Nevertheless, she hopes "the billboard money [will serve as] a catalyst to allow the city to make good on its commitments … What's wonderful is that this revenue stream really was 'found' by the arts community to contribute to the arts community, to continue that civic investment, as opposed to it coming strictly from the taxpayer base."

Councillor Gary Crawford, chair of Mayor Rob Ford's task force for arts and theatres and a TAC board member, says the proposed $22.5-million ought to be seen as "a cushion to get us to the point where we can look at increasing the city's per capita funding" in a way "that is sustainable and ongoing." Using the TPST reserve should "help facilitate a longer-range plan for arts funding," he said, one that could perhaps gradually shift such funding to the tax base.
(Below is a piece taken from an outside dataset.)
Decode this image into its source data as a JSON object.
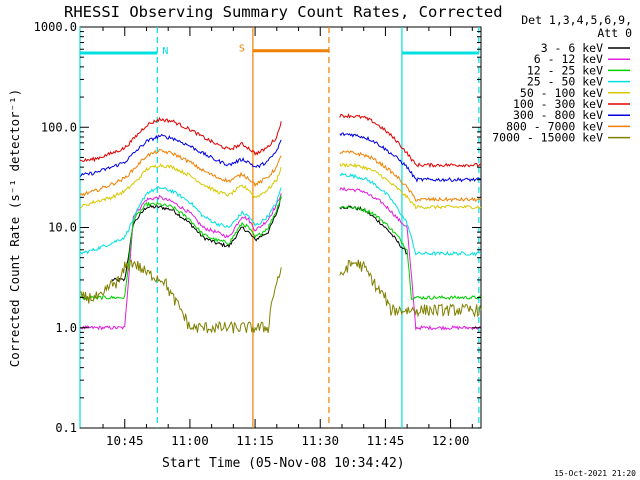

Crawford plans to present a motion to executive committee Thursday calling for a $6-million increase to arts and culture for 2013, using money from the TPST. "The one good thing about the billboard tax . . . is that there'll be no extra cost to the taxpayer because we've been collecting this tax and it's been building over a number of years . . . so it doesn't impact our 2013 budget particularly."

Meanwhile, the Beautifulcity.ca Alliance is hosting a rally the evening of Jan. 14 at City Hall "in support of using the billboard tax to rejuvenate arts and culture in Toronto."

Editor's note: The original version of this article  incorrectly stated the number of arts organizations in the Beautifulcity.ca Alliance and the location of Beautifulcity.ca Alliance's rally. This version has been corrected.